Anxiety is a normal response to the typical stress of life, but it can develop into a far more significant and persistent problem for several reasons. Anxiety can be debilitating not only because of the fear and irrationality it can cause but due to the physical symptoms that can come with it.

Types of Anxiety

Many categorisations of different kinds of anxiety centre around general feelings of anxiety to stressors, phobias, and triggers. Below are two of the most common forms of stress:

Generalised Anxiety Disorder (GAD) causes anxiety over everything and anything. This can cause worry that persists no matter the circumstance and can make you feel nervous about everything in your life. If you have GAD, you may feel as though your anxiety is controlling or ruining your life.

Health anxiety refers to recurring prolonged fears of dying, having underlying health conditions, being ill. This is a relatively common form of stress and can be severely underestimated in its capacity to debilitate life.
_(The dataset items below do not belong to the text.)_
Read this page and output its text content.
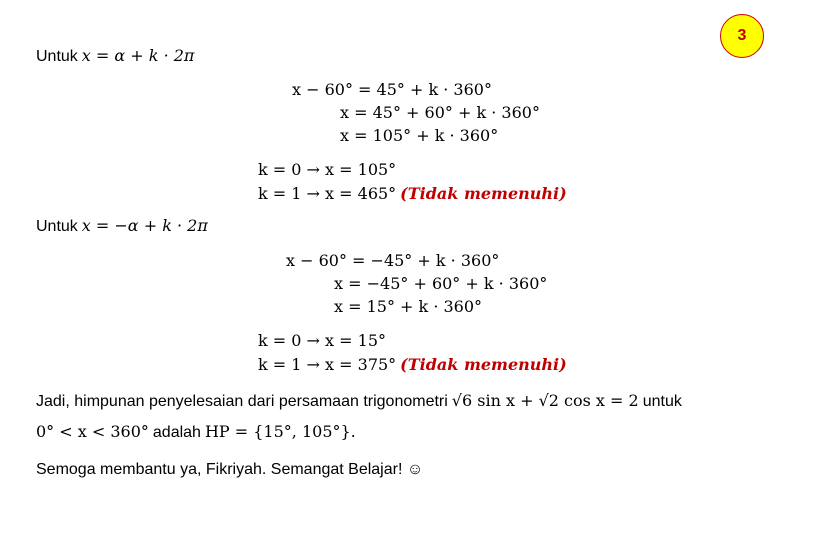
3
Untuk x = α + k · 2π
x − 60° = 45° + k · 360°
x = 45° + 60° + k · 360°
x = 105° + k · 360°
k = 0 → x = 105°
k = 1 → x = 465° (Tidak memenuhi)
Untuk x = −α + k · 2π
x − 60° = −45° + k · 360°
x = −45° + 60° + k · 360°
x = 15° + k · 360°
k = 0 → x = 15°
k = 1 → x = 375° (Tidak memenuhi)
Jadi, himpunan penyelesaian dari persamaan trigonometri √6 sin x + √2 cos x = 2 untuk
0° < x < 360° adalah HP = {15°, 105°}.
Semoga membantu ya, Fikriyah. Semangat Belajar! ☺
What is the cause of anxiety?

Several different things can cause anxiety. Some may have fear due to a traumatic event or difficult situation they are struggling to process, and others may have concern due to stress or an overwhelming workload. There are endless specific causes for consideration, and no one cause is notably more common than the next.

Symptoms of anxiety

Anxiety can be so life-altering because those who suffer with it experience physical, psychological, and behavioural symptoms that can feel overwhelming.
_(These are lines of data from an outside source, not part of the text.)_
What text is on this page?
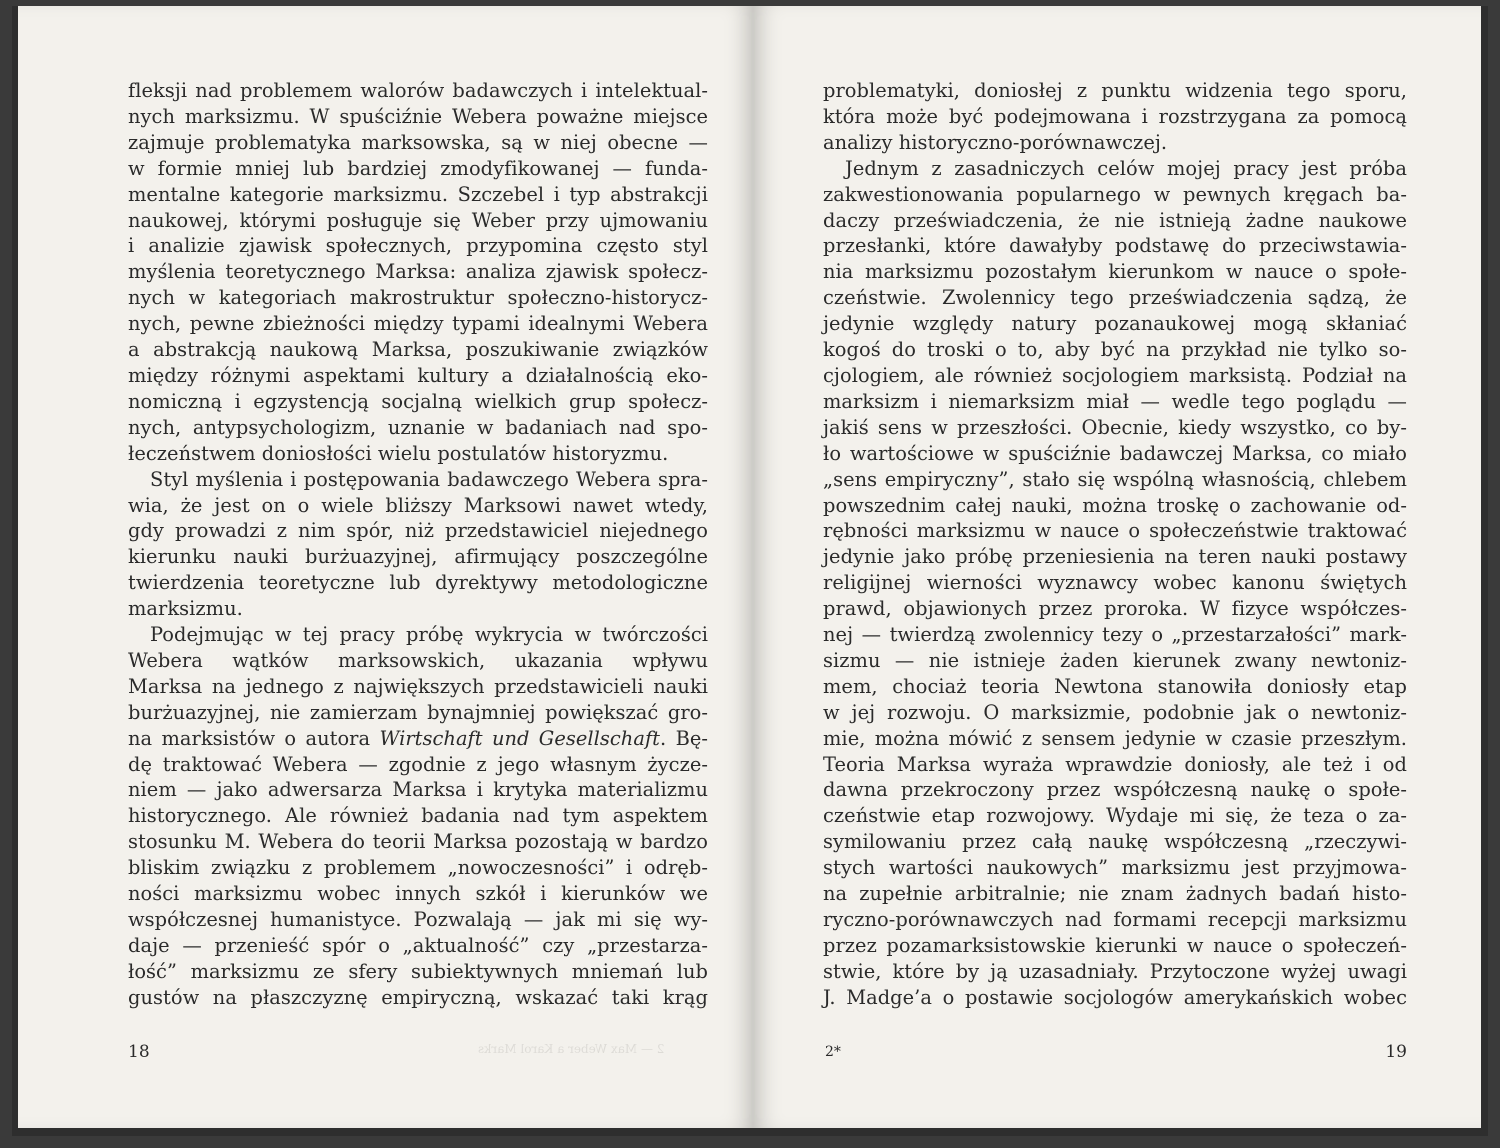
fleksji nad problemem walorów badawczych i intelektual-
nych marksizmu. W spuściźnie Webera poważne miejsce
zajmuje problematyka marksowska, są w niej obecne —
w formie mniej lub bardziej zmodyfikowanej — funda-
mentalne kategorie marksizmu. Szczebel i typ abstrakcji
naukowej, którymi posługuje się Weber przy ujmowaniu
i analizie zjawisk społecznych, przypomina często styl
myślenia teoretycznego Marksa: analiza zjawisk społecz-
nych w kategoriach makrostruktur społeczno-historycz-
nych, pewne zbieżności między typami idealnymi Webera
a abstrakcją naukową Marksa, poszukiwanie związków
między różnymi aspektami kultury a działalnością eko-
nomiczną i egzystencją socjalną wielkich grup społecz-
nych, antypsychologizm, uznanie w badaniach nad spo-
łeczeństwem doniosłości wielu postulatów historyzmu.
Styl myślenia i postępowania badawczego Webera spra-
wia, że jest on o wiele bliższy Marksowi nawet wtedy,
gdy prowadzi z nim spór, niż przedstawiciel niejednego
kierunku nauki burżuazyjnej, afirmujący poszczególne
twierdzenia teoretyczne lub dyrektywy metodologiczne
marksizmu.
Podejmując w tej pracy próbę wykrycia w twórczości
Webera wątków marksowskich, ukazania wpływu
Marksa na jednego z największych przedstawicieli nauki
burżuazyjnej, nie zamierzam bynajmniej powiększać gro-
na marksistów o autora Wirtschaft und Gesellschaft. Bę-
dę traktować Webera — zgodnie z jego własnym życze-
niem — jako adwersarza Marksa i krytyka materializmu
historycznego. Ale również badania nad tym aspektem
stosunku M. Webera do teorii Marksa pozostają w bardzo
bliskim związku z problemem „nowoczesności” i odręb-
ności marksizmu wobec innych szkół i kierunków we
współczesnej humanistyce. Pozwalają — jak mi się wy-
daje — przenieść spór o „aktualność” czy „przestarza-
łość” marksizmu ze sfery subiektywnych mniemań lub
gustów na płaszczyznę empiryczną, wskazać taki krąg
2 — Max Weber a Karol Marks
18
problematyki, doniosłej z punktu widzenia tego sporu,
która może być podejmowana i rozstrzygana za pomocą
analizy historyczno-porównawczej.
Jednym z zasadniczych celów mojej pracy jest próba
zakwestionowania popularnego w pewnych kręgach ba-
daczy przeświadczenia, że nie istnieją żadne naukowe
przesłanki, które dawałyby podstawę do przeciwstawia-
nia marksizmu pozostałym kierunkom w nauce o społe-
czeństwie. Zwolennicy tego przeświadczenia sądzą, że
jedynie względy natury pozanaukowej mogą skłaniać
kogoś do troski o to, aby być na przykład nie tylko so-
cjologiem, ale również socjologiem marksistą. Podział na
marksizm i niemarksizm miał — wedle tego poglądu —
jakiś sens w przeszłości. Obecnie, kiedy wszystko, co by-
ło wartościowe w spuściźnie badawczej Marksa, co miało
„sens empiryczny”, stało się wspólną własnością, chlebem
powszednim całej nauki, można troskę o zachowanie od-
rębności marksizmu w nauce o społeczeństwie traktować
jedynie jako próbę przeniesienia na teren nauki postawy
religijnej wierności wyznawcy wobec kanonu świętych
prawd, objawionych przez proroka. W fizyce współczes-
nej — twierdzą zwolennicy tezy o „przestarzałości” mark-
sizmu — nie istnieje żaden kierunek zwany newtoniz-
mem, chociaż teoria Newtona stanowiła doniosły etap
w jej rozwoju. O marksizmie, podobnie jak o newtoniz-
mie, można mówić z sensem jedynie w czasie przeszłym.
Teoria Marksa wyraża wprawdzie doniosły, ale też i od
dawna przekroczony przez współczesną naukę o społe-
czeństwie etap rozwojowy. Wydaje mi się, że teza o za-
symilowaniu przez całą naukę współczesną „rzeczywi-
stych wartości naukowych” marksizmu jest przyjmowa-
na zupełnie arbitralnie; nie znam żadnych badań histo-
ryczno-porównawczych nad formami recepcji marksizmu
przez pozamarksistowskie kierunki w nauce o społeczeń-
stwie, które by ją uzasadniały. Przytoczone wyżej uwagi
J. Madge’a o postawie socjologów amerykańskich wobec
2*	19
Examples of the typical physical symptoms of anxiety include an increased heart rate and palpitations, muscle tension and tension headaches, tingling sensations, jitters and shakes, a sensation of choking, a dry mouth, intense sweat and body heat, tightness in the chest, nausea, dizziness, increased urination, and difficulty breathing and so on. This list is not exhaustive. Psychological symptoms of anxiety include, but are not limited to, feeling like you might lose control, thinking that you may die or have a severe illness, fear of being perceived, lack of awareness of time, detachment, activation of ‘fight or flight’, feeling hyper-vigilant and hostile.

What is important to remember is that you are neither going crazy nor ill. You are experiencing symptoms of a mental health condition that can be resolved, and the first step in easing such horrible symptoms can be to remember that it is all anxiety, not the real you.
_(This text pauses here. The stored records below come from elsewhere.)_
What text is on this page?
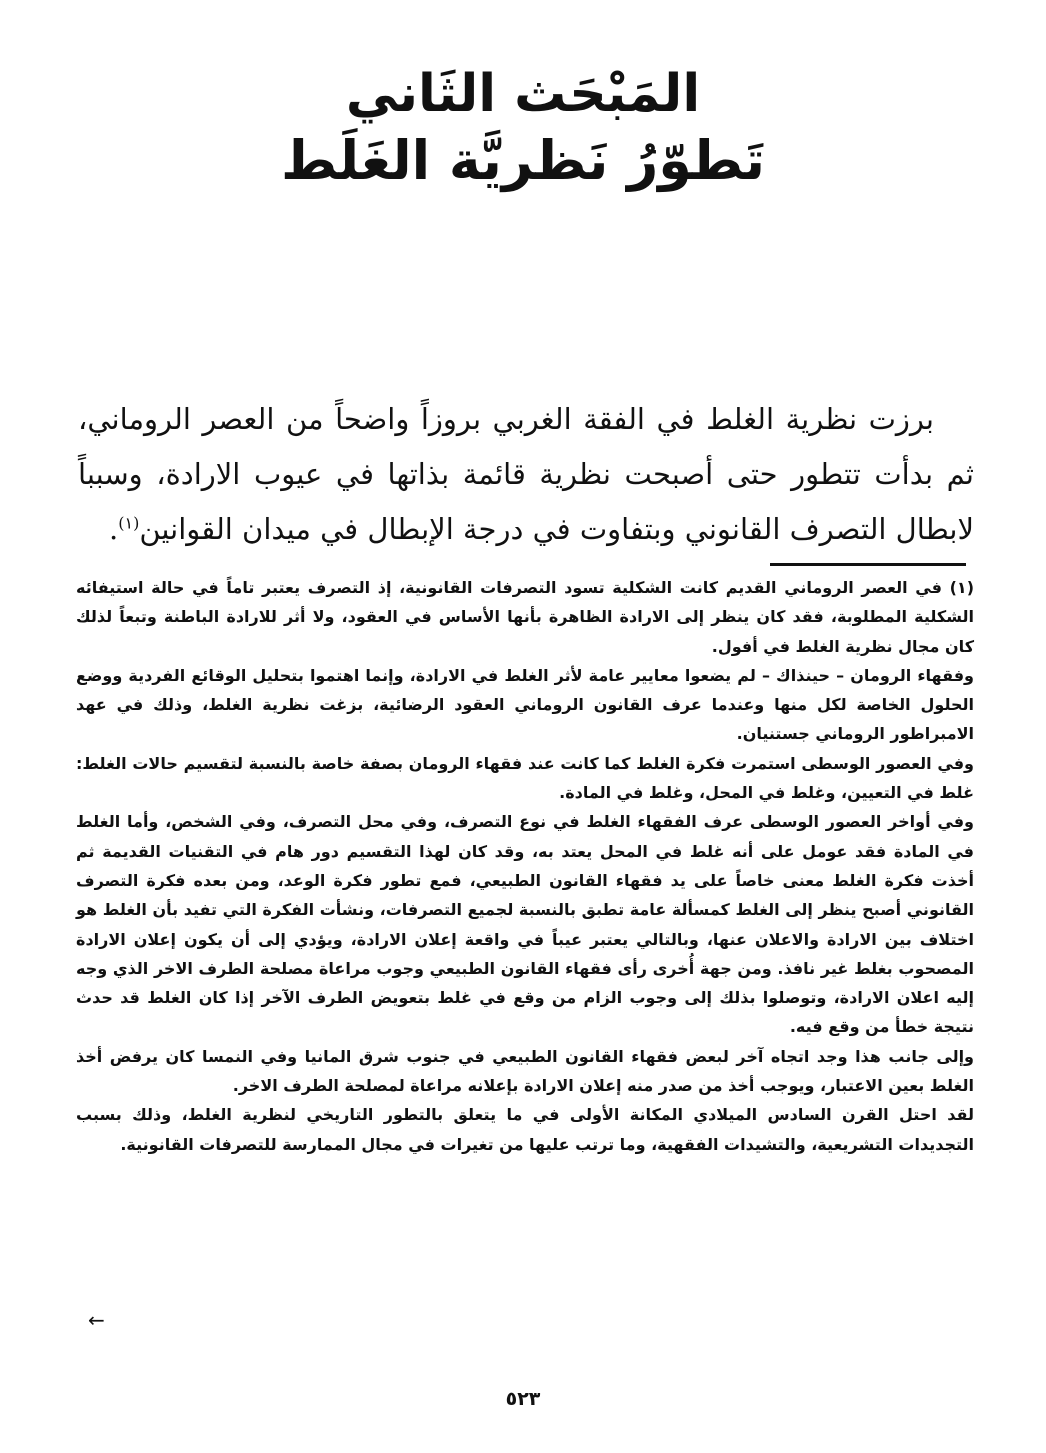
المَبْحَث الثَاني
تَطوّرُ نَظريَّة الغَلَط

برزت نظرية الغلط في الفقة الغربي بروزاً واضحاً من العصر الروماني، ثم بدأت تتطور حتى أصبحت نظرية قائمة بذاتها في عيوب الارادة، وسبباً لابطال التصرف القانوني وبتفاوت في درجة الإبطال في ميدان القوانين$^{(١)}$.

(١) في العصر الروماني القديم كانت الشكلية تسود التصرفات القانونية، إذ التصرف يعتبر تاماً في حالة استيفائه الشكلية المطلوبة، فقد كان ينظر إلى الارادة الظاهرة بأنها الأساس في العقود، ولا أثر للارادة الباطنة وتبعاً لذلك كان مجال نظرية الغلط في أفول.

وفقهاء الرومان – حينذاك – لم يضعوا معايير عامة لأثر الغلط في الارادة، وإنما اهتموا بتحليل الوقائع الفردية ووضع الحلول الخاصة لكل منها وعندما عرف القانون الروماني العقود الرضائية، بزغت نظرية الغلط، وذلك في عهد الامبراطور الروماني جستنيان.

وفي العصور الوسطى استمرت فكرة الغلط كما كانت عند فقهاء الرومان بصفة خاصة بالنسبة لتقسيم حالات الغلط: غلط في التعيين، وغلط في المحل، وغلط في المادة.

وفي أواخر العصور الوسطى عرف الفقهاء الغلط في نوع التصرف، وفي محل التصرف، وفي الشخص، وأما الغلط في المادة فقد عومل على أنه غلط في المحل يعتد به، وقد كان لهذا التقسيم دور هام في التقنيات القديمة ثم أخذت فكرة الغلط معنى خاصاً على يد فقهاء القانون الطبيعي، فمع تطور فكرة الوعد، ومن بعده فكرة التصرف القانوني أصبح ينظر إلى الغلط كمسألة عامة تطبق بالنسبة لجميع التصرفات، ونشأت الفكرة التي تفيد بأن الغلط هو اختلاف بين الارادة والاعلان عنها، وبالتالي يعتبر عيباً في واقعة إعلان الارادة، ويؤدي إلى أن يكون إعلان الارادة المصحوب بغلط غير نافذ. ومن جهة أُخرى رأى فقهاء القانون الطبيعي وجوب مراعاة مصلحة الطرف الاخر الذي وجه إليه اعلان الارادة، وتوصلوا بذلك إلى وجوب الزام من وقع في غلط بتعويض الطرف الآخر إذا كان الغلط قد حدث نتيجة خطأ من وقع فيه.

وإلى جانب هذا وجد اتجاه آخر لبعض فقهاء القانون الطبيعي في جنوب شرق المانيا وفي النمسا كان يرفض أخذ الغلط بعين الاعتبار، ويوجب أخذ من صدر منه إعلان الارادة بإعلانه مراعاة لمصلحة الطرف الاخر.

لقد احتل القرن السادس الميلادي المكانة الأولى في ما يتعلق بالتطور التاريخي لنظرية الغلط، وذلك بسبب التجديدات التشريعية، والتشيدات الفقهية، وما ترتب عليها من تغيرات في مجال الممارسة للتصرفات القانونية.

←
٥٢٣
Is there a cure? A psychological perspective.

There is no definitive cure to anxiety, making it seem particularly difficult and complicated to navigate. Unlike a physical illness, there is no easy way to explain it, nor much understanding from those who do not have it. While we should consult a medical practitioner and may be prescribed something to deal with anxiety, many people rely on holistic or alternative therapies to cope with their stress. This includes, but is not limited to, CBT and other types of therapy, meditation, yoga, journaling and exercise. What is important to remember with all these treatments is that there is no one-size-fits-all approach to coping with anxiety. Different therapies are effective for other reasons in different individuals.

How can guided meditation help to deal with anxiety?

Guided meditation is great because it enables the individual to gain control of their thoughts and, as a result, turn the tide on their anxious thoughts by reassessing or replacing them using techniques such as positive thought, affirmations and visualisations.